Help with strtok() in C

Started by
1 comment, last by Serapth 12 years, 6 months ago
I keep getting access violations. Can anyone see what I'm doing wrong? I'm trying to split up a first and last name separated by a space character.

[source]
char buffer[128], firstName[64], lastName[64];
char token = 0;

scanf("%s", buffer);
fflush(stdin);

token = strtok(buffer, " ");

if (token) {
strcpy(firstName, token);

token = strtok(0, " ");

if (token)
strcpy(lastName, token);
else
strcpy(lastName, "\0");
} else {
strcpy(firstName, "\0";
}
[/source]
Advertisement
There are a few things.

First off, that code doesn't even compile.

Line 2 should be a char*.

Line 19 is missing a closing parenthesis.

That gets it to compile.


Next, line 4 doesn't do what you think it does.

It is extremely difficult to make scanf() a safe function to use. It will stop after the first whitespace (space, newline, tab, etc.) The scanf family can leave stuff in the input stream. And finally, it is very easy to have a buffer overrun. If someone just pushed a single letter 128 times it could crash your program (or worse).

That means if you enter two words like "Bob Felton", only "Bob" would be stored in your string.

You need to use something like if( fgets( buffer, 128, stdin) != NULL) { ... }

I assume that is why you have the fflush() on line 5, since you have likely left stdin in an unexpected state in line 4.

Lines 10 and 15 could cause buffer overruns if your strings are longer than expected.

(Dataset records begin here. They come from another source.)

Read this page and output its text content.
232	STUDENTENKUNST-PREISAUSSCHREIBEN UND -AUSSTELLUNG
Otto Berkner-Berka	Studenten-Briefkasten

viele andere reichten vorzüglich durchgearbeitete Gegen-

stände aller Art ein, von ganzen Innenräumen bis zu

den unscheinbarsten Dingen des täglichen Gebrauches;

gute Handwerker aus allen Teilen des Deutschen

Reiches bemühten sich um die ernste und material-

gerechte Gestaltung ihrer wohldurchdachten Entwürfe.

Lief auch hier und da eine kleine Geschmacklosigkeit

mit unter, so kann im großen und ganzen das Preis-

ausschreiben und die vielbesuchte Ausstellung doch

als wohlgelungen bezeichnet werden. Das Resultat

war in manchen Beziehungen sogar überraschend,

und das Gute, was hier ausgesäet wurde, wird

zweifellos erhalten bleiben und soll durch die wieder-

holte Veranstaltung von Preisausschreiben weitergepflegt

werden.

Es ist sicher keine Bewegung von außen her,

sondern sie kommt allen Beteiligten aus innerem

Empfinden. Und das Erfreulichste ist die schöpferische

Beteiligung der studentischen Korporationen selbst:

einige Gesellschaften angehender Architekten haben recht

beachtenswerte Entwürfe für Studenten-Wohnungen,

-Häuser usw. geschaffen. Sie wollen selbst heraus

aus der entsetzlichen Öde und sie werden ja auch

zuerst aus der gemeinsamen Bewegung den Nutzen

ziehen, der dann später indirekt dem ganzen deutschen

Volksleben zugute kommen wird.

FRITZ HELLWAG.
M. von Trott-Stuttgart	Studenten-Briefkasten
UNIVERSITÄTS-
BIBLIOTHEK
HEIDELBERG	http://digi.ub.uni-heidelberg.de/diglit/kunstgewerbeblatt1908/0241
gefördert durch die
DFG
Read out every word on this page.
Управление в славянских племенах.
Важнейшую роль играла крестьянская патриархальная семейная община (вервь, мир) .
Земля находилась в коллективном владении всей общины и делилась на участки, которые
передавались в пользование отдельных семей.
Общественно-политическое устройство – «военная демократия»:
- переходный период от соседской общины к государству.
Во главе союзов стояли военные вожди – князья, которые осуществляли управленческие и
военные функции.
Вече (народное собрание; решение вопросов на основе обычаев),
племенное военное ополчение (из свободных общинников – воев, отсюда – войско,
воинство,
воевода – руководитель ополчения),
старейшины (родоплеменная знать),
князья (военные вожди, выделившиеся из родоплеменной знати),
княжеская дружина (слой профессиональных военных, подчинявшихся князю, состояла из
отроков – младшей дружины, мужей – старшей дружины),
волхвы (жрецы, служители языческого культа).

Finally, since this is a code snippit from a larger program, know that strtok() modifies your string as it goes along. If your buffer was originally "Bob Felton", it will now be the string "Bob" since that was the first token.
Not hardened by any means....



#include <stdio.h>
#include <string.h>

int main(int argc, char* argv[])
{
char byteBuffer[100];

char *firstName, *lastName;

if(fgets(byteBuffer,100, stdin) == NULL)
return -42;


firstName = strtok(byteBuffer," ");
lastName = strtok(NULL," ");

printf("FirstName: %s LastName: %s",firstName, lastName);
return 0;
}




As frob said, strtok is destructive, so the value in byteBuffer isn't what you think it is at this point.

EDIT: Keep in mind, strtok only returns a pointer to a position in already allocated memory, in our case byteBuffer. If you don't implicitly copy the value returned by strtok to newly malloc'd memory, it will become undefined behavior once byteBuffer goes out of scope.

Also, you would probably be better served using the non-destructive strchr to accomplish what you are doing?

Also, is there a really good reason you are using straight C in the first place? String manipulation in C blows, big time. Even C++ is a vast improvement.

EDIT2: If you are wondering "hey, if strtok modifies my data, how is it I can continue to point at it and get valid results???". Good question grasshopper! What strtok does is replace the deliminators specified in strtok will null terminators, so if your string was "hi there mike" and you choose " " as your deliminator, your string gets modified to "hi\0there\0mike". If this modification is ok, go for it, but if you don't want the source string modified, use strchr.

strtok is also not thread safe, I believe.

This topic is closed to new replies.